Ciò porta, all’interno del sistema in deficit, a un progressivo aumento relativo del debito rispetto alla moneta che serve per estinguerlo. Se si osserva la figura 1, ciò indica che il fattore monetario tende ad abbassarsi e, contemporaneamente, aumenta, di nuovo, il tasso di disoccupazione, che coincide perfettamente con il tasso d’interesse reale. Quando questo tasso d’interesse supera il tasso d’interesse atteso dalle attività finanziarie, scatta la trappola della liquidità: i capitali si arrestano di colpo e la disoccupazione cresce senza limite alcuno e può portare anche alla deflazione da debiti.

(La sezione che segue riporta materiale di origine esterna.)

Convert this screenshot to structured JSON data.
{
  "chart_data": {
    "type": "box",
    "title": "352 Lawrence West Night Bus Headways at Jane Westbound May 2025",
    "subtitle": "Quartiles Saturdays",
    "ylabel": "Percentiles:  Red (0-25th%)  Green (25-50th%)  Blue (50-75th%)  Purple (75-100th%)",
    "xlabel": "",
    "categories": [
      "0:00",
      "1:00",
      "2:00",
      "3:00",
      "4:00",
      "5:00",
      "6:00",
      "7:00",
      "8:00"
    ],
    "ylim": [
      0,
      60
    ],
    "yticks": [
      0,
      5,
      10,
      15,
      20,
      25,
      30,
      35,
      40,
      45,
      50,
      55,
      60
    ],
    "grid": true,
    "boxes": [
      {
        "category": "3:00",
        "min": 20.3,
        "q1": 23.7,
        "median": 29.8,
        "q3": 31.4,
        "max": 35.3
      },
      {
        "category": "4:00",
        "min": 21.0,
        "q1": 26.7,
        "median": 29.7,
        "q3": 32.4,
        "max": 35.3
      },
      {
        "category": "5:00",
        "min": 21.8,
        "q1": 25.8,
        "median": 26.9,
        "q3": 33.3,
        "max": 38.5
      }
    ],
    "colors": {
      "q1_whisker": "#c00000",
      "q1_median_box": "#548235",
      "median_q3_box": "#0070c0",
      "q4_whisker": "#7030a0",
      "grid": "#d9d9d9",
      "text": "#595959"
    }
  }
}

In altre parole, man mano che procede la sottrazione di liquidità, diventa sempre meno probabile, per chi investe dall’esterno, ottenere un ricavo dalle attività produttive del sistema in deficit e il maggiore rischio d’investimento non è più confrontabile con il tasso d’interesse, percepito come più sicuro e meno rischioso, che si ha nell’investire in attività speculative.
Queste attività speculative, che sostituiscono l’azione dei capitali volti alle attività produttive, si orientano verso i titoli considerati più sicuri, in un primo tempo, i Titoli di Stato. Non dimentichiamo, infatti, che l’attuale meccanismo della bilancia dei pagamenti impone – si ribadisce, impone, non dà facoltà – di compensare il conto corrente negativo della bilancia commerciale con conto finanziario. Pertanto, chi è in deficit è costretto a esporsi o tramite l’arrivo dei capitali esterni o tramite finanziamento che, come detto, in un primo tempo, si orienta verso i Titoli di Stato.

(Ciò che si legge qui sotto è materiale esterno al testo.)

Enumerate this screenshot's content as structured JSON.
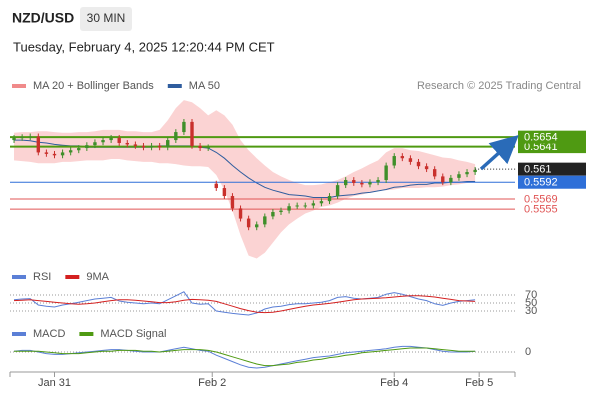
{
  "header": {
    "symbol": "NZD/USD",
    "timeframe": "30 MIN",
    "timestamp": "Tuesday, February 4, 2025 12:20:44 PM CET"
  },
  "chart_data": [
    {
      "type": "candlestick",
      "credit": "Research © 2025 Trading Central",
      "xlim": [
        -0.5,
        62.3
      ],
      "ylim": [
        0.5485,
        0.5712
      ],
      "up_color": "#3f8f2a",
      "down_color": "#c9302c",
      "open": [
        0.565,
        0.5653,
        0.5654,
        0.5655,
        0.5633,
        0.5631,
        0.5629,
        0.5633,
        0.5636,
        0.5639,
        0.5643,
        0.5647,
        0.565,
        0.5653,
        0.5646,
        0.5644,
        0.5642,
        0.564,
        0.5642,
        0.564,
        0.565,
        0.5661,
        0.5675,
        0.5642,
        0.5639,
        0.559,
        0.5584,
        0.5573,
        0.5556,
        0.5542,
        0.553,
        0.5534,
        0.5545,
        0.5551,
        0.5553,
        0.5559,
        0.556,
        0.556,
        0.5563,
        0.5566,
        0.5573,
        0.5588,
        0.5595,
        0.5591,
        0.5589,
        0.5592,
        0.5595,
        0.5615,
        0.5628,
        0.5625,
        0.562,
        0.5614,
        0.561,
        0.56,
        0.5592,
        0.5598,
        0.5603,
        0.5606
      ],
      "high": [
        0.5657,
        0.5658,
        0.5659,
        0.5659,
        0.5637,
        0.5635,
        0.5637,
        0.564,
        0.5643,
        0.5647,
        0.5651,
        0.5654,
        0.5657,
        0.5657,
        0.565,
        0.5648,
        0.5646,
        0.5646,
        0.5646,
        0.5654,
        0.5665,
        0.5679,
        0.5679,
        0.5646,
        0.5644,
        0.5594,
        0.5588,
        0.5577,
        0.556,
        0.5546,
        0.5538,
        0.5549,
        0.5555,
        0.5557,
        0.5563,
        0.5564,
        0.5564,
        0.5567,
        0.557,
        0.5577,
        0.5592,
        0.5599,
        0.5599,
        0.5595,
        0.5596,
        0.5599,
        0.5619,
        0.5632,
        0.5632,
        0.5629,
        0.5624,
        0.5618,
        0.5614,
        0.5604,
        0.5602,
        0.5607,
        0.561,
        0.5613
      ],
      "low": [
        0.5646,
        0.5649,
        0.565,
        0.5629,
        0.5627,
        0.5625,
        0.5625,
        0.5629,
        0.5632,
        0.5635,
        0.5639,
        0.5643,
        0.5646,
        0.5642,
        0.564,
        0.5638,
        0.5636,
        0.5636,
        0.5636,
        0.5636,
        0.5646,
        0.5657,
        0.5638,
        0.5635,
        0.5635,
        0.558,
        0.5569,
        0.5552,
        0.5538,
        0.5526,
        0.5526,
        0.553,
        0.5541,
        0.5547,
        0.5549,
        0.5555,
        0.5556,
        0.5556,
        0.5559,
        0.5562,
        0.5569,
        0.5584,
        0.5587,
        0.5585,
        0.5585,
        0.5588,
        0.5591,
        0.5611,
        0.5621,
        0.5616,
        0.561,
        0.5606,
        0.5596,
        0.5588,
        0.5588,
        0.5594,
        0.5599,
        0.5602
      ],
      "close": [
        0.5653,
        0.5654,
        0.5655,
        0.5633,
        0.5631,
        0.5629,
        0.5633,
        0.5636,
        0.5639,
        0.5643,
        0.5647,
        0.565,
        0.5653,
        0.5646,
        0.5644,
        0.5642,
        0.564,
        0.5642,
        0.564,
        0.565,
        0.5661,
        0.5675,
        0.5642,
        0.5639,
        0.564,
        0.5584,
        0.5573,
        0.5556,
        0.5542,
        0.553,
        0.5534,
        0.5545,
        0.5551,
        0.5553,
        0.5559,
        0.556,
        0.556,
        0.5563,
        0.5566,
        0.5573,
        0.5588,
        0.5595,
        0.5591,
        0.5589,
        0.5592,
        0.5595,
        0.5615,
        0.5628,
        0.5625,
        0.562,
        0.5614,
        0.561,
        0.56,
        0.5592,
        0.5598,
        0.5603,
        0.5606,
        0.5609
      ],
      "series": [
        {
          "name": "MA 20 + Bollinger Bands",
          "color": "#f08a8a",
          "fill": "#fbd3d3",
          "upper": [
            0.566,
            0.5661,
            0.5661,
            0.5662,
            0.5662,
            0.5661,
            0.566,
            0.566,
            0.5661,
            0.5661,
            0.5662,
            0.5664,
            0.5664,
            0.5664,
            0.5662,
            0.5662,
            0.5661,
            0.5661,
            0.5664,
            0.5677,
            0.5694,
            0.5705,
            0.5702,
            0.5694,
            0.5684,
            0.5691,
            0.5684,
            0.5671,
            0.565,
            0.5636,
            0.5625,
            0.5615,
            0.5606,
            0.56,
            0.5595,
            0.5591,
            0.5588,
            0.5588,
            0.5589,
            0.5592,
            0.5595,
            0.56,
            0.5606,
            0.5611,
            0.5617,
            0.5622,
            0.5633,
            0.5639,
            0.5639,
            0.5636,
            0.5635,
            0.5632,
            0.5629,
            0.5626,
            0.5625,
            0.5622,
            0.562,
            0.5617
          ],
          "lower": [
            0.5622,
            0.5621,
            0.562,
            0.5618,
            0.5618,
            0.5618,
            0.562,
            0.562,
            0.5621,
            0.5622,
            0.5622,
            0.5622,
            0.5624,
            0.5624,
            0.5622,
            0.5621,
            0.562,
            0.562,
            0.5618,
            0.5618,
            0.5617,
            0.5615,
            0.5614,
            0.5614,
            0.5613,
            0.5602,
            0.5581,
            0.5553,
            0.5519,
            0.5491,
            0.5487,
            0.5495,
            0.5509,
            0.5523,
            0.5534,
            0.5542,
            0.5549,
            0.5553,
            0.5558,
            0.556,
            0.5564,
            0.5569,
            0.5573,
            0.5575,
            0.5578,
            0.5581,
            0.5581,
            0.5582,
            0.5584,
            0.5584,
            0.5584,
            0.5585,
            0.5585,
            0.5586,
            0.5588,
            0.5589,
            0.5591,
            0.5592
          ]
        },
        {
          "name": "MA 50",
          "color": "#2f5d9e",
          "values": [
            0.565,
            0.565,
            0.5649,
            0.5647,
            0.5646,
            0.5644,
            0.5643,
            0.5642,
            0.5642,
            0.564,
            0.564,
            0.564,
            0.564,
            0.564,
            0.564,
            0.564,
            0.564,
            0.564,
            0.5642,
            0.5642,
            0.5642,
            0.5642,
            0.5642,
            0.564,
            0.5639,
            0.5633,
            0.5625,
            0.5615,
            0.5606,
            0.5598,
            0.5591,
            0.5585,
            0.5581,
            0.5578,
            0.5575,
            0.5574,
            0.5573,
            0.5571,
            0.5571,
            0.5571,
            0.5573,
            0.5574,
            0.5575,
            0.5577,
            0.5578,
            0.558,
            0.5582,
            0.5585,
            0.5586,
            0.5588,
            0.5589,
            0.5589,
            0.5591,
            0.5591,
            0.5592,
            0.5592,
            0.5593,
            0.5593
          ]
        }
      ],
      "levels": [
        {
          "value": 0.5641,
          "color": "#4f9a12",
          "line": "solid",
          "boxed": true
        },
        {
          "value": 0.5654,
          "color": "#4f9a12",
          "line": "solid",
          "boxed": true
        },
        {
          "value": 0.561,
          "color": "#222222",
          "line": "dotted",
          "boxed": true
        },
        {
          "value": 0.5592,
          "color": "#2e6fd8",
          "line": "solid",
          "boxed": true
        },
        {
          "value": 0.5569,
          "color": "#e05555",
          "line": "solid",
          "boxed": false
        },
        {
          "value": 0.5555,
          "color": "#e05555",
          "line": "solid",
          "boxed": false
        }
      ]
    },
    {
      "type": "line",
      "ylim": [
        10,
        85
      ],
      "yticks": [
        70,
        50,
        30
      ],
      "grid": "dotted",
      "series": [
        {
          "name": "RSI",
          "color": "#5b7fd6",
          "values": [
            58,
            60,
            61,
            45,
            42,
            40,
            45,
            48,
            52,
            56,
            60,
            62,
            64,
            55,
            52,
            50,
            48,
            50,
            48,
            58,
            68,
            78,
            50,
            47,
            48,
            30,
            27,
            24,
            22,
            20,
            25,
            35,
            40,
            42,
            46,
            48,
            48,
            50,
            52,
            56,
            64,
            66,
            62,
            60,
            62,
            64,
            72,
            76,
            72,
            66,
            60,
            56,
            48,
            44,
            50,
            54,
            56,
            58
          ]
        },
        {
          "name": "9MA",
          "color": "#d42020",
          "values": [
            56,
            57,
            58,
            56,
            54,
            52,
            50,
            48,
            47,
            48,
            50,
            53,
            56,
            58,
            58,
            57,
            55,
            53,
            51,
            51,
            53,
            57,
            59,
            58,
            57,
            54,
            48,
            42,
            36,
            31,
            27,
            26,
            27,
            30,
            34,
            38,
            42,
            45,
            47,
            49,
            52,
            55,
            58,
            60,
            61,
            62,
            63,
            65,
            67,
            68,
            68,
            67,
            65,
            62,
            59,
            56,
            55,
            54
          ]
        }
      ]
    },
    {
      "type": "line",
      "ylim": [
        -0.0025,
        0.0015
      ],
      "yticks": [
        0
      ],
      "grid": "dotted",
      "xticks": [
        {
          "value": 5,
          "label": "Jan 31"
        },
        {
          "value": 24.5,
          "label": "Feb 2"
        },
        {
          "value": 47,
          "label": "Feb 4"
        },
        {
          "value": 57.5,
          "label": "Feb 5"
        }
      ],
      "series": [
        {
          "name": "MACD",
          "color": "#5b7fd6",
          "values": [
            0.0001,
            0.0002,
            0.0002,
            0,
            -0.0002,
            -0.0003,
            -0.0003,
            -0.0002,
            -0.0001,
            0,
            0.0001,
            0.0002,
            0.0003,
            0.0003,
            0.0002,
            0.0001,
            0,
            0,
            0,
            0.0002,
            0.0004,
            0.0006,
            0.0004,
            0.0002,
            0.0001,
            -0.0004,
            -0.0008,
            -0.0012,
            -0.0016,
            -0.0019,
            -0.002,
            -0.0019,
            -0.0017,
            -0.0015,
            -0.0013,
            -0.0011,
            -0.0009,
            -0.0007,
            -0.0006,
            -0.0005,
            -0.0003,
            -0.0001,
            0,
            0.0001,
            0.0002,
            0.0003,
            0.0004,
            0.0006,
            0.0007,
            0.0007,
            0.0006,
            0.0005,
            0.0003,
            0.0001,
            0,
            0,
            0,
            0.0001
          ]
        },
        {
          "name": "MACD Signal",
          "color": "#4f9a12",
          "values": [
            0.0001,
            0.0001,
            0.0001,
            0.0001,
            0,
            -0.0001,
            -0.0002,
            -0.0002,
            -0.0002,
            -0.0001,
            0,
            0.0001,
            0.0001,
            0.0002,
            0.0002,
            0.0002,
            0.0001,
            0.0001,
            0,
            0.0001,
            0.0002,
            0.0003,
            0.0003,
            0.0003,
            0.0002,
            0,
            -0.0003,
            -0.0006,
            -0.0009,
            -0.0012,
            -0.0015,
            -0.0017,
            -0.0017,
            -0.0016,
            -0.0015,
            -0.0013,
            -0.0012,
            -0.001,
            -0.0009,
            -0.0007,
            -0.0006,
            -0.0004,
            -0.0003,
            -0.0001,
            0,
            0.0001,
            0.0002,
            0.0003,
            0.0004,
            0.0005,
            0.0005,
            0.0005,
            0.0004,
            0.0003,
            0.0002,
            0.0001,
            0.0001,
            0.0001
          ]
        }
      ]
    }
  ]
}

Le attività speculative sui Titoli di Stato rendono, però, più gravoso, per effetto degli oneri passivi derivanti, il finanziamento del fabbisogno pubblico e, così, il circolante deve contrarsi ancora di più, e ciò comporta altra riduzione di emissione monetaria che abbassa ancora di più la probabilità di monetizzare e innalza il livello di disoccupazione. Il tutto assomiglia, quindi, a un cane che cerca disperatamente di mordersi la coda.

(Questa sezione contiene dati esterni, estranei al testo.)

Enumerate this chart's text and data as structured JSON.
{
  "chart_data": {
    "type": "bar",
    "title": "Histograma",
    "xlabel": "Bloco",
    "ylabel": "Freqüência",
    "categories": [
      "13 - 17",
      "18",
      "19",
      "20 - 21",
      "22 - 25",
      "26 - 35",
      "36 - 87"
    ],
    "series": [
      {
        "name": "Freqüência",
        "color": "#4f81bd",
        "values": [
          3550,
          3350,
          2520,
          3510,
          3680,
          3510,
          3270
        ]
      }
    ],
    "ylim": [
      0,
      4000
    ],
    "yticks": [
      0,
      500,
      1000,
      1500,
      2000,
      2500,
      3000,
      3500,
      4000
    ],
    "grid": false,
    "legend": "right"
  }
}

Sembrerebbe che questa conclusione sia troppo pessimistica, perché quanto sopra detto è, in realtà, la fotografia dell’Europa dei nostri giorni e sembra che, in questo momento, la situazione si sia stabilizzata. Questa stabilizzazione, tuttavia, è dovuta a una cosa soltanto; al Quantitative Easing (QE) che la BCE sta attuando con emissione di moneta a pioggia sulle banche. Questa costituisce una sorta di “ombrello”, oggi dell’UE, per la verità maldestro, perché non risolve il problema degli squilibri alla fonte; ma si tratta, pur sempre, di un ombrello. Qualora quest’ombrello dovesse essere chiuso, ad esempio perché i Titoli di Stato sono declassati sotto il rating BBB, se ne vedranno delle belle; … e sarebbe il caso di dire brutte! Brutte assai!